In his inaugural address, President Obama declared that his administration would "restore science to its rightful place." He then gave some very conventional practical applications of that intention, but, taken on its own, the statement raises the question of the relationship between science and government. How much of government decision-making can be relegated to men of science? If we were all simply scientific in our thinking, would we be more governable? Would our life together be harmonious?
Francis Bacon was not only the original exponent of modern science, he also gave careful thought to its political implications. He begins The New Organon, his explanation and defense of what we have come to call experimental science, with this little aphorism:
"Man, being the servant and interpreter of Nature, can do and understand so much and so much only as he has observed in fact or in thought of the course of Nature. Beyond this he neither knows anything nor can do anything."
His project was to re-establish all human knowledge, even moral and political knowledge, on the foundation of the new scientific method. In other words, he proposed, "The total reconstruction of sciences, arts, and all human knowledge, raised upon the proper foundations." When he says "all human knowledge," all means all.
This is what we may call not just science but "scientism," viz. the view that scientific reasoning is the only way of knowing.

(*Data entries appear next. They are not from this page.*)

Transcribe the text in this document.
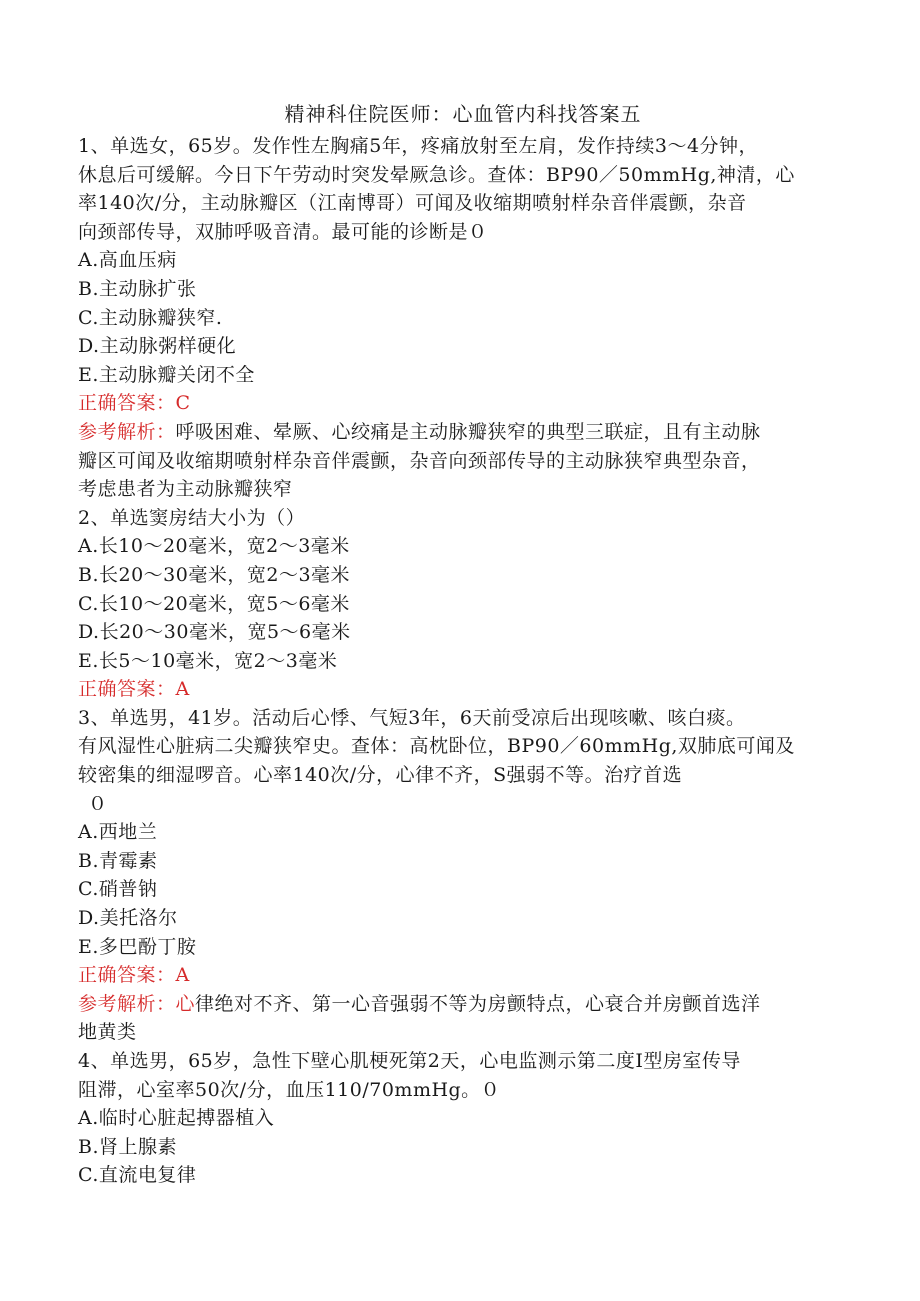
精神科住院医师：心血管内科找答案五
1、单选女，65岁。发作性左胸痛5年，疼痛放射至左肩，发作持续3～4分钟，
休息后可缓解。今日下午劳动时突发晕厥急诊。查体：BP90／50mmHg,神清，心
率140次/分，主动脉瓣区（江南博哥）可闻及收缩期喷射样杂音伴震颤，杂音
向颈部传导，双肺呼吸音清。最可能的诊断是０
A.高血压病
B.主动脉扩张
C.主动脉瓣狭窄.
D.主动脉粥样硬化
E.主动脉瓣关闭不全
正确答案：C
参考解析：呼吸困难、晕厥、心绞痛是主动脉瓣狭窄的典型三联症，且有主动脉
瓣区可闻及收缩期喷射样杂音伴震颤，杂音向颈部传导的主动脉狭窄典型杂音，
考虑患者为主动脉瓣狭窄
2、单选窦房结大小为（）
A.长10～20毫米，宽2～3毫米
B.长20～30毫米，宽2～3毫米
C.长10～20毫米，宽5～6毫米
D.长20～30毫米，宽5～6毫米
E.长5～10毫米，宽2～3毫米
正确答案：A
3、单选男，41岁。活动后心悸、气短3年，6天前受凉后出现咳嗽、咳白痰。
有风湿性心脏病二尖瓣狭窄史。查体：高枕卧位，BP90／60mmHg,双肺底可闻及
较密集的细湿啰音。心率140次/分，心律不齐，S强弱不等。治疗首选
０
A.西地兰
B.青霉素
C.硝普钠
D.美托洛尔
E.多巴酚丁胺
正确答案：A
参考解析：心律绝对不齐、第一心音强弱不等为房颤特点，心衰合并房颤首选洋
地黄类
4、单选男，65岁，急性下壁心肌梗死第2天，心电监测示第二度Ⅰ型房室传导
阻滞，心室率50次/分，血压110/70mmHg。０
A.临时心脏起搏器植入
B.肾上腺素
C.直流电复律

According to these epistemological standards, judgments of moral right and wrong, the noble and the base, the beautiful and the ugly, become utterly subjective, i.e. mere expressions of personal sentiment. They do not correspond with any objective moral or aesthetic reality.
The moral world that this produces is insightfully summarized in Monty Python's "Merchant Banker Sketch."
Notice that he has no "inner life." Evidently, someone has accused him of this, perhaps his previous appointment, and so he is looking it up in a reference book, having no idea what it is. As a mere calculator of self-interest, and maximizer of material advantage, contemplating what is true and eternal has no role in his life. He doesn't even have a category for it in his thinking. Accordingly he has no idea of what a gift is, gratuitous giving out of love for another, out of recognition of another person's inherent worth, be it a friend or a stranger. "Tax dodge" is the closest he can come. He hasn't a friend in the world, and feels no need of one. Friendship as such has no rational basis in a scientisticly understood universe. If scientific reasoning is the only way of knowing and if what can be observed and measured by modern scientific methods is the only reality that we are justified in recognizing, then there is no human relationship that is not a form of economic exchange or domination of one person by another.
He is indifferent to whether or not he has a name. He forgets it, but what is important to him is that he is definitely a merchant banker. See what Harvey Mansfield says is the importance of having names in how we see our personal importance or inherent human worth ("How To Understand Politics"). In general, he questions the sufficiency of the natural and social sciences for understanding the human beings the purport to explain.
Political science ignores the question of importance because it has the ambition to be scientific in the manner of natural science, which is real science. Scientific truth is objective and is no respecter of persons; it regards the concern for importance as a source of bias, the enemy of truth. Individuals in science can claim prizes, nations can take pride in them, but this sort of recognition is outside science, which is in principle and fact a collective, anonymous enterprise. And so political science, which by studying politics ought to be sensitive to importance, to the importance of importance, aims to abstract from individual data with names in order to arrive at universal propositions.
Yet human beings and their associations always have names; this is how they maintain their individuality. Names mark off the differences between individuals and societies or other groups, and they do so because the differences are important to us. You can think your way to an abstract individual or society without a name, but you cannot be one or live in one. Science is indifferent to proper names and confines itself to common nouns, but all human life takes place in an atmosphere of proper nouns. “To make a name for yourself,” as we say, is to become important. “To lose your good name,” to suffer a stain on your reputation, is to live thinking less well of yourself, or among others who think less well of you.
Anyway, I used the Python sketch as an illustration in class today of how a life guided simply by calculations of self-interest might look, and I wanted to post it on the blog.